Many patients often wonder whether or not a dilated eye exam is required for their yearly visit. Dilation during your eye exam is recommended, however, there are factors that almost mandate one should have a dilated eye exam. Your age, your overall health, and your risk of eye disease will impact the frequency of a dilated eye exam.
What is a comprehensive dilated eye exam?
A comprehensive eye exam is the single most way to ensure the health of your eyes. Many think they have healthy eyes but are unaware of early warning signs of common vision problems.
An annual comprehensive dilated eye exam will help discover the following common eye conditions:
- Diabetic retinopathy: Signs include blood vessels that leak, swell, or grow abnormally in the retina.
- Glaucoma: Your doctor looks for damage to the optic nerve.
- Age-related macular degeneration: Protein or pigment buildup and unusual growth of blood vessels are symptoms of a breakdown of the macula.
- Your doctor can also spot problems like a torn retina or an eye tumor.
Factors Your Eye Doctor Considers When Determining Whether Eye Dilation Is Necessary:
Age. The risk of eye diseases increases with age—particularly over age 40.
Eye health. If you’ve experienced eye diseases that affect the back of the eye, such as retinal detachment, you may have an increased risk of future eye problems.
Overall health. Certain diseases, such as diabetes, increase the risk of eye disease.
Reason for the exam. Are you in good health, under 40 and wondering if you need vision correction? You may not need a dilated exam this time, but know that you should have one at least every few years and more frequently as you get older. If it’s your very first eye exam, it’s a good idea to go with dilation for a baseline exam. You can discuss this with your doctor. If you have new, worrisome eye symptoms or vision problems, then eye dilation may be necessary to make a diagnosis.

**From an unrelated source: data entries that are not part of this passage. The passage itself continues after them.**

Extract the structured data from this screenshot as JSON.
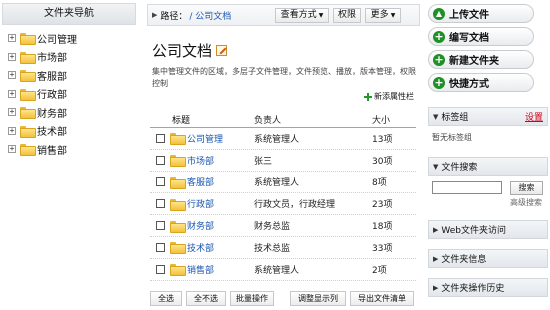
{
  "nav": {
    "title": "文件夹导航",
    "items": [
      "公司管理",
      "市场部",
      "客服部",
      "行政部",
      "财务部",
      "技术部",
      "销售部"
    ]
  },
  "pathbar": {
    "label": "路径：",
    "current": "/ 公司文档",
    "view_mode": "查看方式",
    "permissions": "权限",
    "more": "更多"
  },
  "page": {
    "title": "公司文档",
    "description": "集中管理文件的区域，多层子文件管理，文件预览、播放，版本管理，权限控制",
    "add_custom_column": "新添属性栏"
  },
  "table": {
    "headers": {
      "title": "标题",
      "owner": "负责人",
      "size": "大小"
    },
    "rows": [
      {
        "name": "公司管理",
        "owner": "系统管理人",
        "size": "13项"
      },
      {
        "name": "市场部",
        "owner": "张三",
        "size": "30项"
      },
      {
        "name": "客服部",
        "owner": "系统管理人",
        "size": "8项"
      },
      {
        "name": "行政部",
        "owner": "行政文员，行政经理",
        "size": "23项"
      },
      {
        "name": "财务部",
        "owner": "财务总监",
        "size": "18项"
      },
      {
        "name": "技术部",
        "owner": "技术总监",
        "size": "33项"
      },
      {
        "name": "销售部",
        "owner": "系统管理人",
        "size": "2项"
      }
    ]
  },
  "bottom": {
    "select_all": "全选",
    "select_none": "全不选",
    "batch": "批量操作",
    "adjust_columns": "调整显示列",
    "export_list": "导出文件清单"
  },
  "actions": {
    "upload": "上传文件",
    "write": "编写文档",
    "new_folder": "新建文件夹",
    "quick": "快捷方式"
  },
  "panels": {
    "tags": "标签组",
    "tags_set": "设置",
    "no_tags": "暂无标签组",
    "search": "文件搜索",
    "search_btn": "搜索",
    "advanced": "高级搜索",
    "web_access": "Web文件夹访问",
    "folder_info": "文件夹信息",
    "folder_history": "文件夹操作历史"
  },
  "colors": {
    "link": "#1a56b0",
    "accent_green": "#1f8f27",
    "set_link": "#d0021b"
  }
}
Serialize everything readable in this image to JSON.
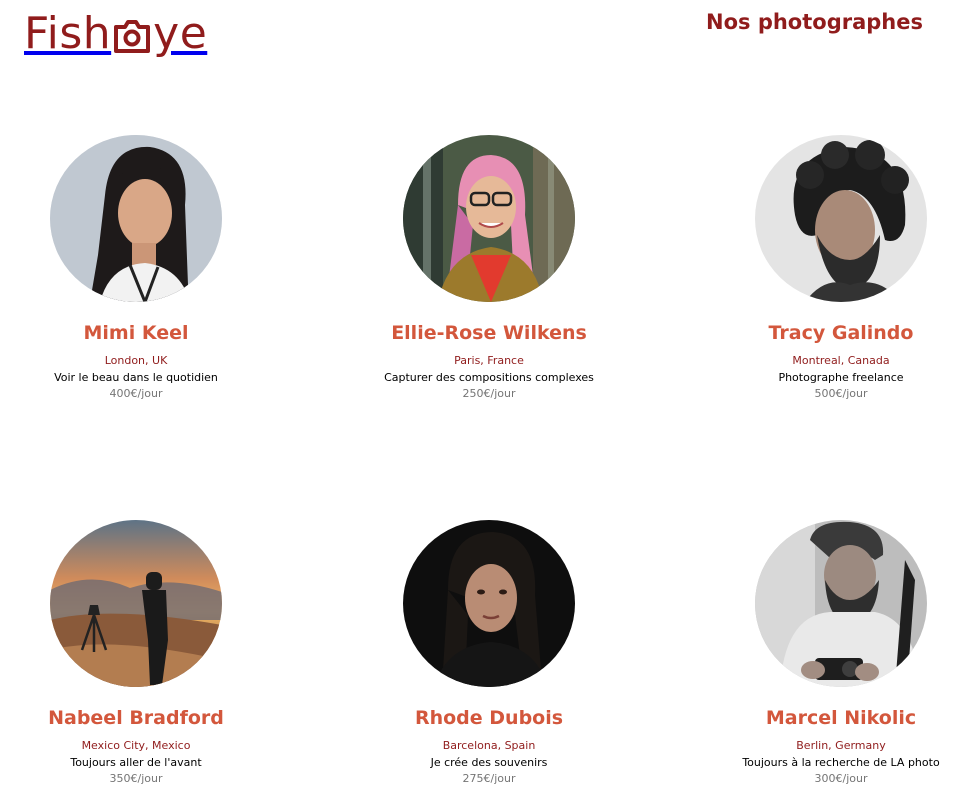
{
  "header": {
    "logo_left": "Fish",
    "logo_right": "ye",
    "nav_title": "Nos photographes"
  },
  "colors": {
    "brand": "#901C1C",
    "accent": "#D3573C",
    "price": "#757575"
  },
  "photographers": [
    {
      "name": "Mimi Keel",
      "location": "London, UK",
      "tagline": "Voir le beau dans le quotidien",
      "price": "400€/jour"
    },
    {
      "name": "Ellie-Rose Wilkens",
      "location": "Paris, France",
      "tagline": "Capturer des compositions complexes",
      "price": "250€/jour"
    },
    {
      "name": "Tracy Galindo",
      "location": "Montreal, Canada",
      "tagline": "Photographe freelance",
      "price": "500€/jour"
    },
    {
      "name": "Nabeel Bradford",
      "location": "Mexico City, Mexico",
      "tagline": "Toujours aller de l'avant",
      "price": "350€/jour"
    },
    {
      "name": "Rhode Dubois",
      "location": "Barcelona, Spain",
      "tagline": "Je crée des souvenirs",
      "price": "275€/jour"
    },
    {
      "name": "Marcel Nikolic",
      "location": "Berlin, Germany",
      "tagline": "Toujours à la recherche de LA photo",
      "price": "300€/jour"
    }
  ]
}
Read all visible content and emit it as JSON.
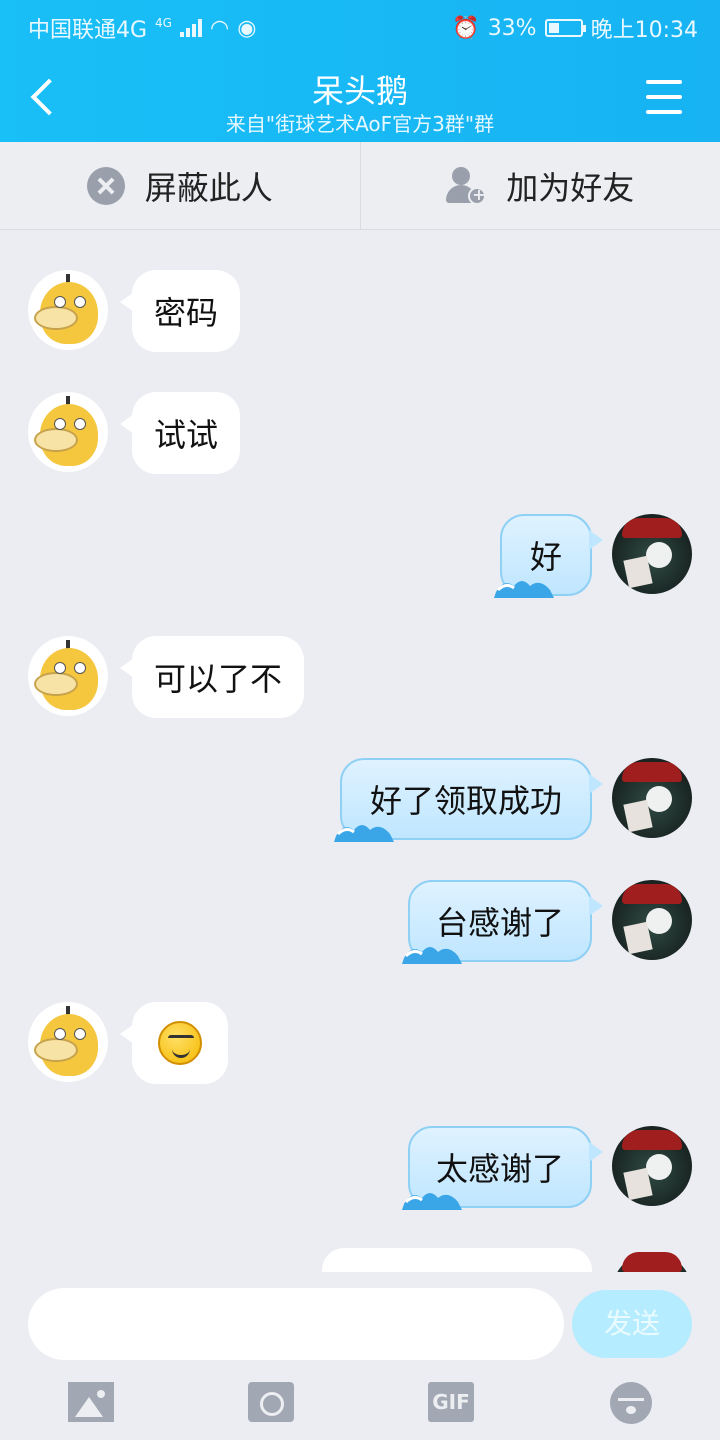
{
  "status_bar": {
    "carrier": "中国联通4G",
    "network_tag": "4G",
    "battery": "33%",
    "time": "晚上10:34"
  },
  "header": {
    "title": "呆头鹅",
    "subtitle": "来自\"街球艺术AoF官方3群\"群"
  },
  "actions": {
    "block_label": "屏蔽此人",
    "add_friend_label": "加为好友"
  },
  "messages": [
    {
      "from": "them",
      "text": "密码"
    },
    {
      "from": "them",
      "text": "试试"
    },
    {
      "from": "me",
      "text": "好"
    },
    {
      "from": "them",
      "text": "可以了不"
    },
    {
      "from": "me",
      "text": "好了领取成功"
    },
    {
      "from": "me",
      "text": "台感谢了"
    },
    {
      "from": "them",
      "icon": "smile-emoji-icon"
    },
    {
      "from": "me",
      "text": "太感谢了"
    }
  ],
  "input": {
    "value": "",
    "send_label": "发送"
  },
  "toolbar": {
    "gif_label": "GIF"
  }
}
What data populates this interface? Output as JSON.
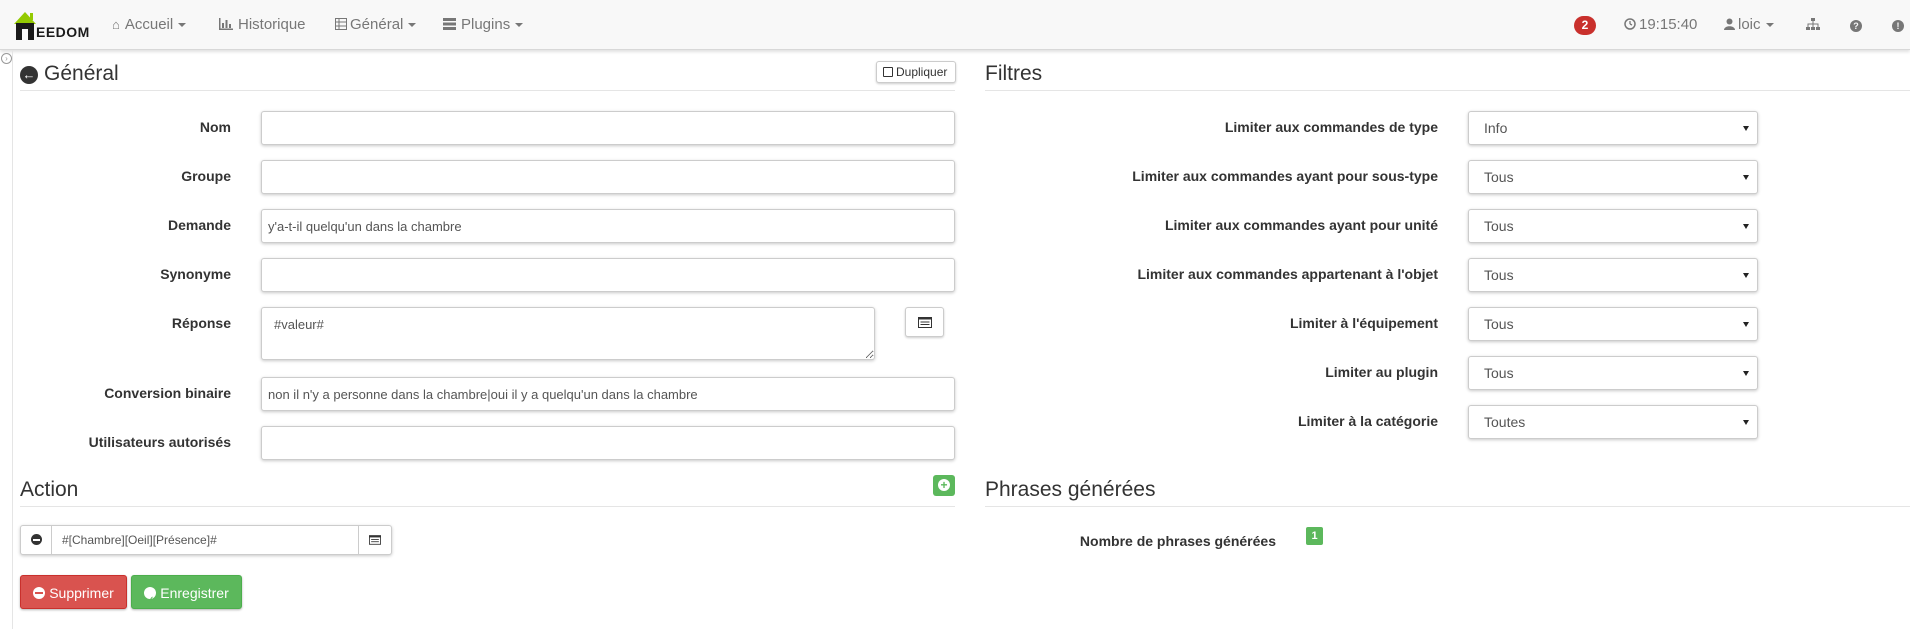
{
  "navbar": {
    "brand": "EEDOM",
    "menu": [
      {
        "label": "Accueil",
        "icon": "home-icon",
        "dropdown": true
      },
      {
        "label": "Historique",
        "icon": "bar-chart-icon",
        "dropdown": false
      },
      {
        "label": "Général",
        "icon": "grid-icon",
        "dropdown": true
      },
      {
        "label": "Plugins",
        "icon": "list-icon",
        "dropdown": true
      }
    ],
    "notifications": "2",
    "time": "19:15:40",
    "user": "loic"
  },
  "general": {
    "title": "Général",
    "duplicate_label": "Dupliquer",
    "fields": {
      "nom": {
        "label": "Nom",
        "value": ""
      },
      "groupe": {
        "label": "Groupe",
        "value": ""
      },
      "demande": {
        "label": "Demande",
        "value": "y'a-t-il quelqu'un dans la chambre"
      },
      "synonyme": {
        "label": "Synonyme",
        "value": ""
      },
      "reponse": {
        "label": "Réponse",
        "value": "#valeur#"
      },
      "conversion": {
        "label": "Conversion binaire",
        "value": "non il n'y a personne dans la chambre|oui il y a quelqu'un dans la chambre"
      },
      "utilisateurs": {
        "label": "Utilisateurs autorisés",
        "value": ""
      }
    }
  },
  "action": {
    "title": "Action",
    "command": "#[Chambre][Oeil][Présence]#"
  },
  "buttons": {
    "delete": "Supprimer",
    "save": "Enregistrer"
  },
  "filtres": {
    "title": "Filtres",
    "items": [
      {
        "label": "Limiter aux commandes de type",
        "value": "Info"
      },
      {
        "label": "Limiter aux commandes ayant pour sous-type",
        "value": "Tous"
      },
      {
        "label": "Limiter aux commandes ayant pour unité",
        "value": "Tous"
      },
      {
        "label": "Limiter aux commandes appartenant à l'objet",
        "value": "Tous"
      },
      {
        "label": "Limiter à l'équipement",
        "value": "Tous"
      },
      {
        "label": "Limiter au plugin",
        "value": "Tous"
      },
      {
        "label": "Limiter à la catégorie",
        "value": "Toutes"
      }
    ]
  },
  "phrases": {
    "title": "Phrases générées",
    "count_label": "Nombre de phrases générées",
    "count": "1"
  }
}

Results of previous exams: If recent eye exams have included eye dilation with no unusual findings, it may be possible to skip the eye-dilation portion of your next exam.
Most annual eye exams are recommended to start at age 60. This does not mean that you should not get dilated every 2-3 years before the age of 60. African Americans are advised to start having comprehensive dilated eye exams starting at age 40 because of their higher risk of glaucoma. It’s also especially important for people with diabetes to have a comprehensive dilated exam at least once a year.